I saw two heads pop up, eyes like golf balls. “Jesus Christ!” They had been there all along, peacefully sleeping. I unclicked my seatbelt and crawled across the back seat and practically made-out with the both of them.
I bet Mila is still laughing over that one.
Tonight, as she looks down on us all in her healthy, younger heavenly body, I wonder what she remembers best. I wonder what stories she will tell her new dog friends about her days in Abbotsford. Certainly, the other mutts will be envious when she starts going on about her beach life in Spain, and her years in California. When she describes Bently, and what a hunk of a golden retriever he is, the girl dogs will all be sighing.
Wanda is sure that her mom was there to welcome Mila today–and Mila would be happy for the undivided attention. She always acted like she was free to a good home, aimlessly walking off with other people and their dogs, walking up to the front stoops of neighbourhood houses. Halloween was the worst as she would leave out the door with every trick-or-treater that stopped by our place.

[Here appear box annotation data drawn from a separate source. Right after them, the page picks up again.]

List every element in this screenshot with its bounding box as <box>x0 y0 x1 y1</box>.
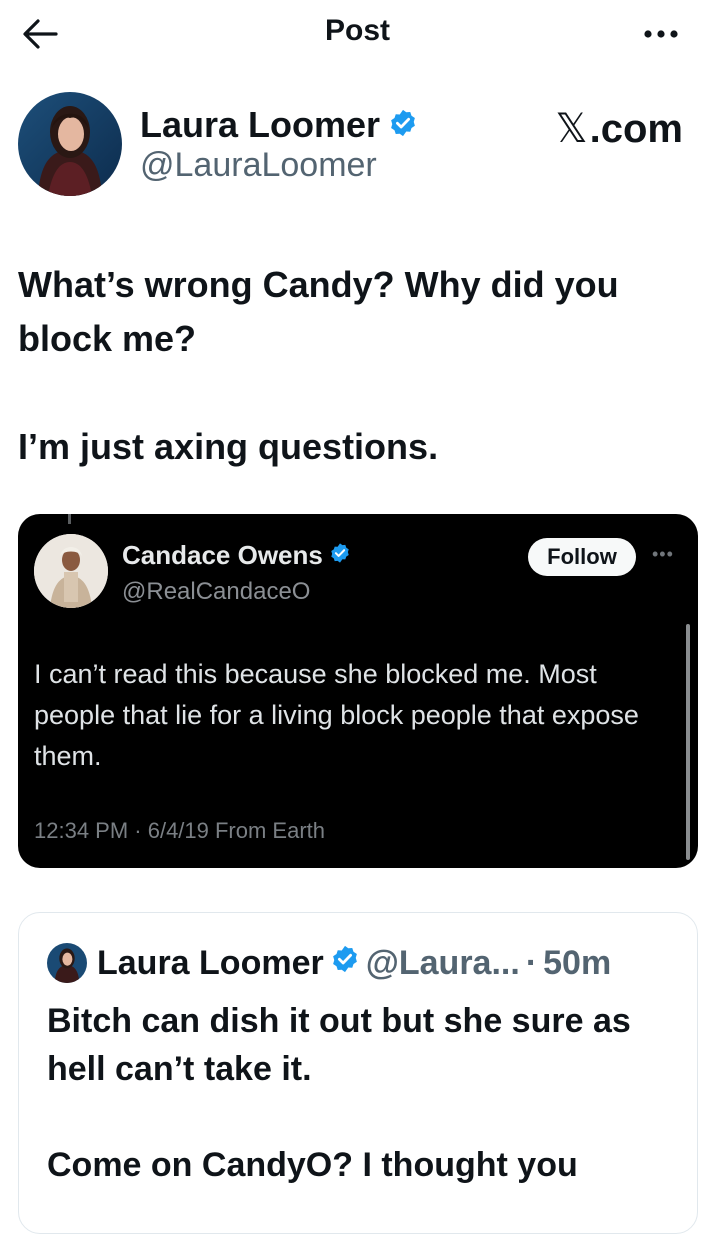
verified-badge-icon <box>330 944 360 983</box>
embedded-timestamp: 12:34 PM · 6/4/19 From Earth <box>34 818 326 843</box>
quote-header: Laura Loomer @Laura... · 50m <box>47 943 611 983</box>
embedded-name-row: Candace Owens <box>122 540 351 571</box>
embedded-text: I can’t read this because she blocked me… <box>34 659 639 771</box>
quote-avatar <box>47 943 87 983</box>
more-horizontal-icon[interactable] <box>636 14 686 50</box>
quote-time: 50m <box>543 943 612 982</box>
quote-name: Laura Loomer <box>97 943 324 982</box>
embedded-more-icon: ••• <box>652 544 674 564</box>
embedded-name: Candace Owens <box>122 540 323 570</box>
embedded-handle: @RealCandaceO <box>122 578 311 605</box>
source-label: 𝕏 .com <box>555 106 683 152</box>
page-title: Post <box>324 14 390 47</box>
follow-button: Follow <box>528 538 636 576</box>
author-name[interactable]: Laura Loomer <box>140 104 380 146</box>
author-handle[interactable]: @LauraLoomer <box>140 146 377 185</box>
avatar[interactable] <box>18 92 122 196</box>
media-top-mark <box>68 514 71 524</box>
post-media-image[interactable]: Candace Owens @RealCandaceO Follow ••• I… <box>18 514 698 868</box>
verified-badge-icon <box>329 542 351 569</box>
embedded-scrollbar <box>686 624 690 860</box>
embedded-avatar <box>34 534 108 608</box>
post-text: What’s wrong Candy? Why did you block me… <box>18 264 619 467</box>
x-logo-icon: 𝕏 <box>555 106 588 152</box>
verified-badge-icon <box>388 108 418 143</box>
source-label-text: .com <box>589 106 683 151</box>
quote-tweet-card[interactable]: Laura Loomer @Laura... · 50m Bitch can d… <box>18 912 698 1234</box>
top-bar: Post <box>0 0 715 70</box>
author-name-row[interactable]: Laura Loomer <box>140 104 418 146</box>
quote-separator: · <box>525 943 538 982</box>
quote-text: Bitch can dish it out but she sure as he… <box>47 1002 631 1184</box>
quote-handle: @Laura... <box>365 943 520 982</box>
post-author: Laura Loomer @LauraLoomer 𝕏 .com <box>0 88 715 208</box>
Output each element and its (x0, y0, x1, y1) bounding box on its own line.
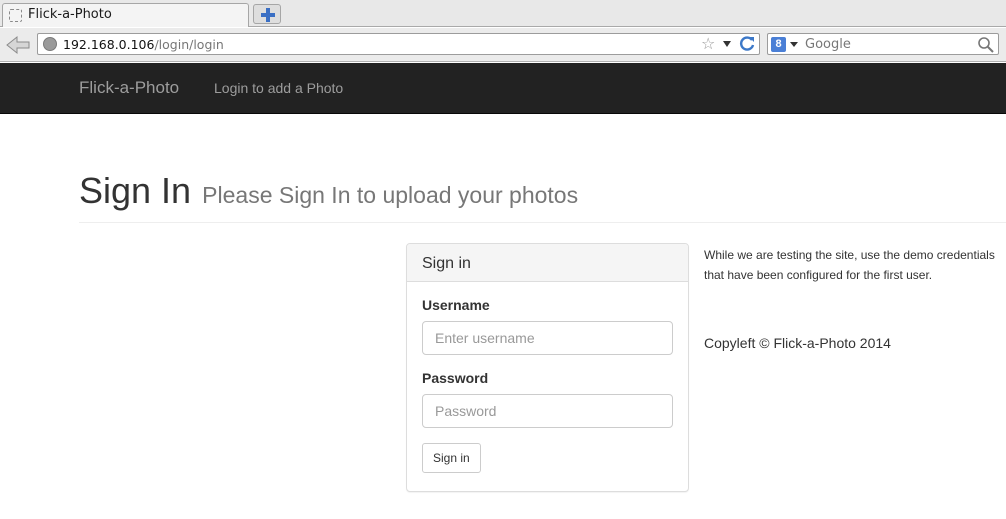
page-title: Sign In (79, 170, 192, 211)
plus-icon (261, 8, 275, 22)
google-engine-icon[interactable]: 8 (771, 37, 786, 52)
browser-toolbar: 192.168.0.106/login/login ☆ 8 Google (0, 28, 1006, 62)
nav-link-login[interactable]: Login to add a Photo (214, 80, 343, 96)
reload-icon[interactable] (738, 35, 756, 53)
page-header: Sign In Please Sign In to upload your ph… (79, 170, 1006, 223)
tab-title: Flick-a-Photo (28, 7, 112, 22)
bookmark-star-icon[interactable]: ☆ (701, 36, 715, 52)
url-host: 192.168.0.106 (63, 37, 155, 52)
search-icon[interactable] (977, 36, 995, 54)
username-label: Username (422, 297, 490, 313)
signin-form: Username Password Sign in (407, 282, 688, 488)
demo-credentials-note: While we are testing the site, use the d… (704, 248, 995, 282)
url-text: 192.168.0.106/login/login (63, 37, 224, 52)
site-navbar: Flick-a-Photo Login to add a Photo (0, 63, 1006, 114)
copyleft-text: Copyleft © Flick-a-Photo 2014 (704, 335, 891, 351)
url-path: /login/login (154, 37, 224, 52)
history-dropdown-icon[interactable] (723, 41, 731, 47)
browser-tab[interactable]: Flick-a-Photo (2, 3, 249, 27)
password-label: Password (422, 370, 489, 386)
search-bar[interactable]: 8 Google (767, 33, 999, 55)
browser-tab-bar: Flick-a-Photo (0, 0, 1006, 27)
panel-heading: Sign in (407, 244, 688, 282)
blank-page-icon (9, 9, 22, 22)
back-button[interactable] (4, 33, 32, 57)
address-bar[interactable]: 192.168.0.106/login/login ☆ (37, 33, 760, 55)
brand-link[interactable]: Flick-a-Photo (79, 78, 179, 98)
new-tab-button[interactable] (253, 4, 281, 24)
back-arrow-icon (6, 35, 30, 55)
page-subtitle: Please Sign In to upload your photos (202, 182, 579, 208)
globe-icon (43, 37, 57, 51)
panel-title: Sign in (422, 255, 471, 272)
username-input[interactable] (422, 321, 673, 355)
password-input[interactable] (422, 394, 673, 428)
engine-dropdown-icon[interactable] (790, 42, 798, 47)
signin-button[interactable]: Sign in (422, 443, 481, 473)
signin-panel: Sign in Username Password Sign in (406, 243, 689, 492)
search-placeholder: Google (805, 37, 851, 52)
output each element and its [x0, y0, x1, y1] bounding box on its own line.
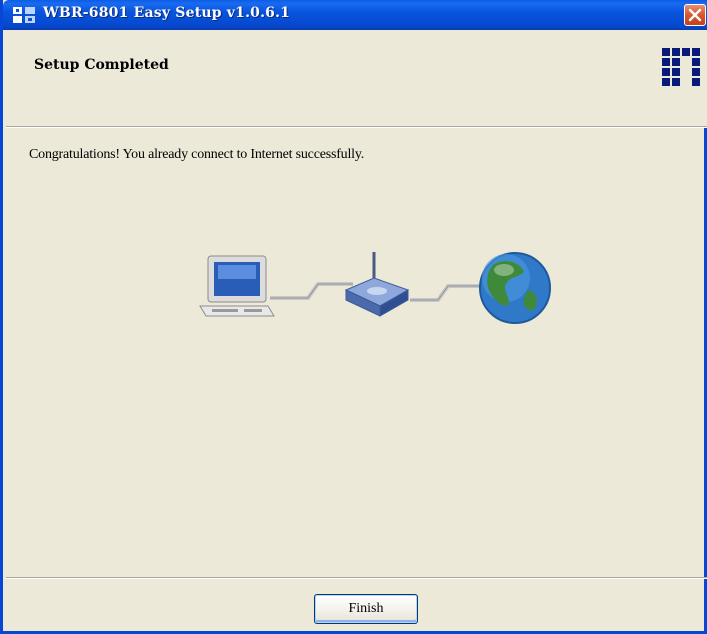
router-icon: [344, 252, 410, 317]
window-title: WBR-6801 Easy Setup v1.0.6.1: [43, 5, 291, 21]
computer-icon: [199, 255, 275, 317]
setup-window: WBR-6801 Easy Setup v1.0.6.1 Setup Compl…: [0, 0, 707, 634]
close-button[interactable]: [684, 4, 706, 26]
header-panel: Setup Completed: [6, 30, 707, 126]
title-bar[interactable]: WBR-6801 Easy Setup v1.0.6.1: [3, 0, 707, 30]
success-message: Congratulations! You already connect to …: [29, 147, 365, 162]
footer-divider: [6, 577, 707, 579]
connection-diagram: [199, 252, 551, 324]
page-title: Setup Completed: [34, 57, 169, 73]
app-icon: [13, 7, 35, 23]
close-icon: [688, 8, 702, 22]
finish-button[interactable]: Finish: [314, 594, 418, 624]
brand-logo-icon: [662, 48, 700, 86]
header-divider: [6, 126, 707, 128]
connection-line-left: [270, 282, 353, 300]
connection-line-right: [410, 284, 480, 302]
globe-icon: [479, 252, 551, 324]
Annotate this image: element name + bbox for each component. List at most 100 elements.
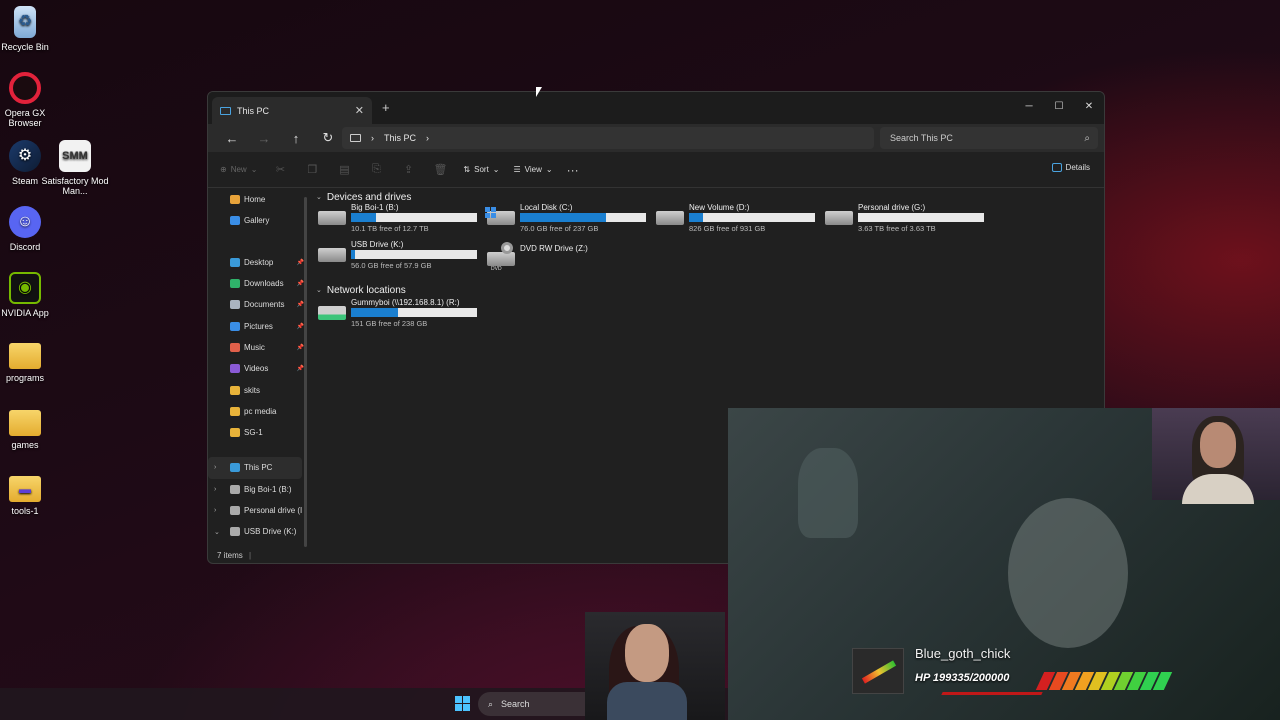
folder-icon — [9, 410, 41, 436]
navigation-bar: ← → ↑ ↻ › This PC › Search This PC ⌕ — [208, 124, 1104, 152]
status-bar: 7 items | — [217, 551, 252, 560]
streamer-camera-overlay — [1152, 408, 1280, 504]
view-icon: ☰ — [513, 165, 521, 174]
sidebar-item-skits[interactable]: skits — [208, 379, 306, 400]
drive-name: Local Disk (C:) — [520, 203, 573, 212]
network-drive-tile[interactable]: Gummyboi (\\192.168.8.1) (R:) 151 GB free… — [318, 298, 486, 334]
drive-tile[interactable]: Local Disk (C:) 76.0 GB free of 237 GB — [485, 203, 655, 239]
start-button[interactable] — [455, 696, 470, 711]
chevron-down-icon[interactable]: ⌄ — [214, 528, 220, 536]
folder-icon — [230, 406, 240, 416]
folder-icon — [230, 428, 240, 438]
refresh-button[interactable]: ↻ — [312, 130, 344, 146]
sort-button[interactable]: ⇅ Sort ⌄ — [463, 165, 499, 174]
drive-tile[interactable]: New Volume (D:) 826 GB free of 931 GB — [656, 203, 824, 239]
drive-usage-bar — [351, 308, 477, 317]
desktop-icon-games[interactable]: games — [0, 410, 60, 450]
network-drive-icon — [318, 306, 346, 320]
hard-drive-icon — [318, 248, 346, 262]
navigation-pane-scrollbar[interactable] — [304, 197, 307, 547]
desktop-icon-recycle-bin[interactable]: ♻ Recycle Bin — [0, 6, 60, 52]
viewer-username: Blue_goth_chick — [915, 646, 1011, 661]
back-button[interactable]: ← — [216, 131, 248, 146]
drive-tile[interactable]: DVD DVD RW Drive (Z:) — [487, 240, 655, 276]
hard-drive-icon — [318, 211, 346, 225]
chevron-right-icon[interactable]: › — [214, 507, 216, 514]
copy-icon[interactable]: ❐ — [303, 163, 321, 176]
chevron-right-icon[interactable]: › — [214, 464, 216, 471]
maximize-button[interactable]: ☐ — [1044, 96, 1074, 116]
sidebar-item-pc-media[interactable]: pc media — [208, 401, 306, 422]
desktop-icon-programs[interactable]: programs — [0, 343, 60, 383]
recycle-bin-icon: ♻ — [14, 6, 36, 38]
new-tab-button[interactable]: + — [382, 100, 390, 115]
desktop-icon-satisfactory-mod-manager[interactable]: SMM Satisfactory Mod Man... — [40, 140, 110, 196]
desktop-icon-tools-1[interactable]: ▬ tools-1 — [0, 476, 60, 516]
share-icon[interactable]: ⇪ — [399, 163, 417, 176]
pin-icon: 📌 — [296, 366, 304, 373]
view-button[interactable]: ☰ View ⌄ — [514, 165, 553, 174]
close-tab-icon[interactable]: ✕ — [355, 104, 364, 117]
delete-icon[interactable]: 🗑 — [431, 163, 449, 176]
cut-icon[interactable]: ✂ — [271, 163, 289, 176]
more-options-button[interactable]: ··· — [567, 163, 579, 177]
sidebar-item-downloads[interactable]: Downloads 📌 — [208, 273, 306, 294]
folder-icon — [9, 343, 41, 369]
breadcrumb-this-pc[interactable]: This PC — [384, 133, 416, 143]
tab-this-pc[interactable]: This PC ✕ — [212, 97, 372, 124]
command-bar: ⊕ New ⌄ ✂ ❐ ▤ ⎘ ⇪ 🗑 ⇅ Sort ⌄ ☰ View ⌄ ··· Deta… — [208, 152, 1104, 188]
new-button[interactable]: ⊕ New ⌄ — [220, 165, 257, 174]
search-input[interactable]: Search This PC ⌕ — [880, 127, 1098, 149]
sidebar-item-big-boi-1-b[interactable]: › Big Boi-1 (B:) — [208, 479, 306, 500]
sidebar-item-documents[interactable]: Documents 📌 — [208, 294, 306, 315]
drive-tile[interactable]: Big Boi-1 (B:) 10.1 TB free of 12.7 TB — [318, 203, 486, 239]
drive-name: Personal drive (G:) — [858, 203, 926, 212]
chevron-right-icon[interactable]: › — [214, 486, 216, 493]
sidebar-item-label: This PC — [244, 463, 273, 473]
drive-usage-bar — [520, 213, 646, 222]
sort-icon: ⇅ — [463, 165, 471, 174]
drive-free-space: 76.0 GB free of 237 GB — [520, 224, 599, 233]
pictures-icon — [230, 321, 240, 331]
pin-icon: 📌 — [296, 323, 304, 330]
drive-tile[interactable]: Personal drive (G:) 3.63 TB free of 3.63 … — [825, 203, 993, 239]
drive-icon — [230, 484, 240, 494]
desktop-icon-discord[interactable]: ☺ Discord — [0, 206, 60, 252]
minimize-button[interactable]: ─ — [1014, 96, 1044, 116]
rename-icon[interactable]: ⎘ — [367, 163, 385, 176]
sidebar-item-music[interactable]: Music 📌 — [208, 337, 306, 358]
sidebar-item-usb-drive-k[interactable]: ⌄ USB Drive (K:) — [208, 521, 306, 542]
sidebar-item-videos[interactable]: Videos 📌 — [208, 358, 306, 379]
address-bar[interactable]: › This PC › — [342, 127, 874, 149]
sidebar-item-label: Big Boi-1 (B:) — [244, 484, 292, 494]
details-button[interactable]: Details — [1051, 163, 1090, 172]
chevron-down-icon: ⌄ — [545, 165, 553, 174]
videos-icon — [230, 364, 240, 374]
drive-tile[interactable]: USB Drive (K:) 56.0 GB free of 57.9 GB — [318, 240, 486, 276]
sidebar-item-gallery[interactable]: Gallery — [208, 210, 306, 231]
desktop-icon — [230, 257, 240, 267]
sidebar-item-label: Music — [244, 342, 265, 352]
sidebar-item-label: Gallery — [244, 216, 270, 226]
close-window-button[interactable]: ✕ — [1074, 96, 1104, 116]
title-bar[interactable]: This PC ✕ + ─ ☐ ✕ — [208, 92, 1104, 124]
smm-icon: SMM — [59, 140, 91, 172]
sidebar-item-pictures[interactable]: Pictures 📌 — [208, 315, 306, 336]
forward-button[interactable]: → — [248, 131, 280, 146]
search-icon: ⌕ — [1084, 132, 1090, 144]
chevron-down-icon: ⌄ — [250, 165, 258, 174]
sidebar-item-desktop[interactable]: Desktop 📌 — [208, 252, 306, 273]
sidebar-item-sg-1[interactable]: SG-1 — [208, 422, 306, 443]
drive-free-space: 56.0 GB free of 57.9 GB — [351, 261, 432, 270]
chevron-down-icon: ⌄ — [316, 287, 322, 294]
sidebar-item-this-pc[interactable]: › This PC — [208, 457, 302, 479]
group-network-locations[interactable]: ⌄ Network locations — [316, 282, 406, 298]
paste-icon[interactable]: ▤ — [335, 163, 353, 176]
up-button[interactable]: ↑ — [280, 131, 312, 146]
hp-bar — [1035, 672, 1173, 690]
desktop-icon-opera-gx[interactable]: Opera GX Browser — [0, 72, 60, 128]
desktop-icon-nvidia-app[interactable]: ◉ NVIDIA App — [0, 272, 60, 318]
gallery-icon — [230, 216, 240, 226]
sidebar-item-home[interactable]: Home — [208, 189, 306, 210]
sidebar-item-personal-drive-i[interactable]: › Personal drive (I — [208, 500, 306, 521]
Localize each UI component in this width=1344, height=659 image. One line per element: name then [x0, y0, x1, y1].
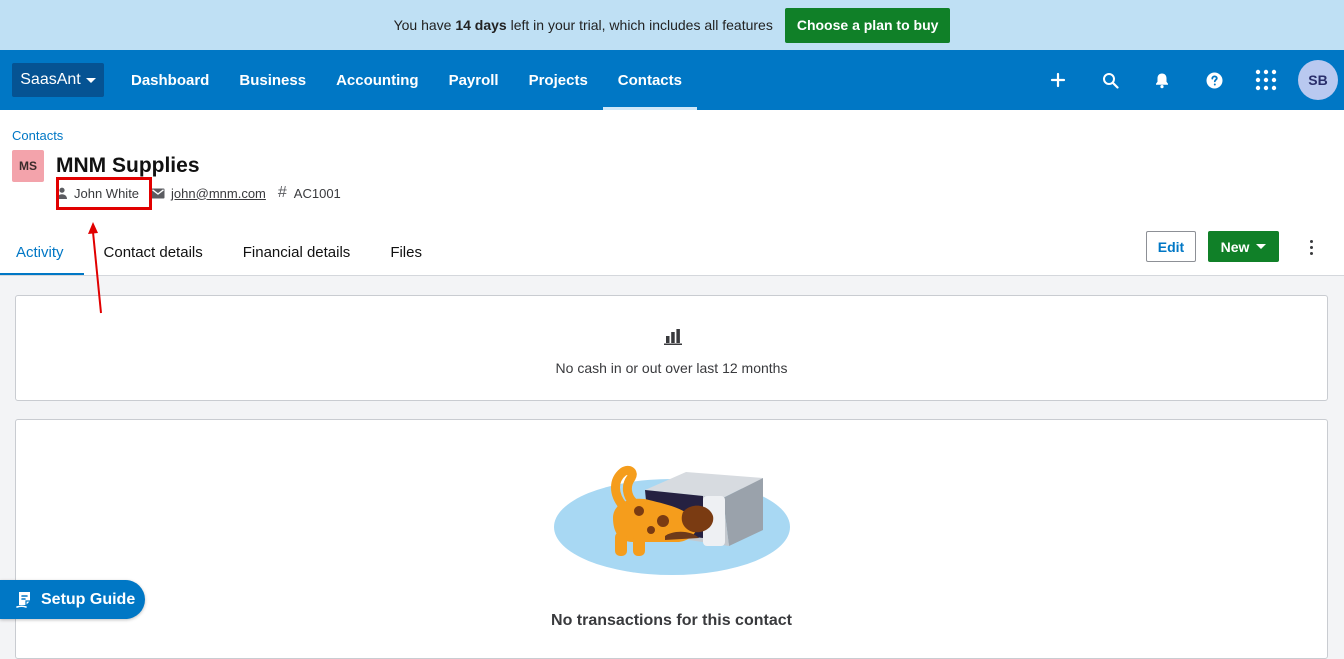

I’m glad we were able to take her to White Rock one last time. It was where she felt most alive. She’d have her nose up in the air miles from the ocean, inhaling her favourite place.
She has filled my heart and stretched it to a size that can never recoil, and now squeezed it with anguish. Mila showed me the power of love between a dog and a human, the bond that knows no boundary, and the incurable ache that penetrates every blood cell and fragment of bone when they are no longer around.
I will miss her with every footstep, because she should be right behind me.
For Mila Bonneville, The Very Best Dog in the World
July 5th 1998—August 24th 2009
I hope you had the time of your life.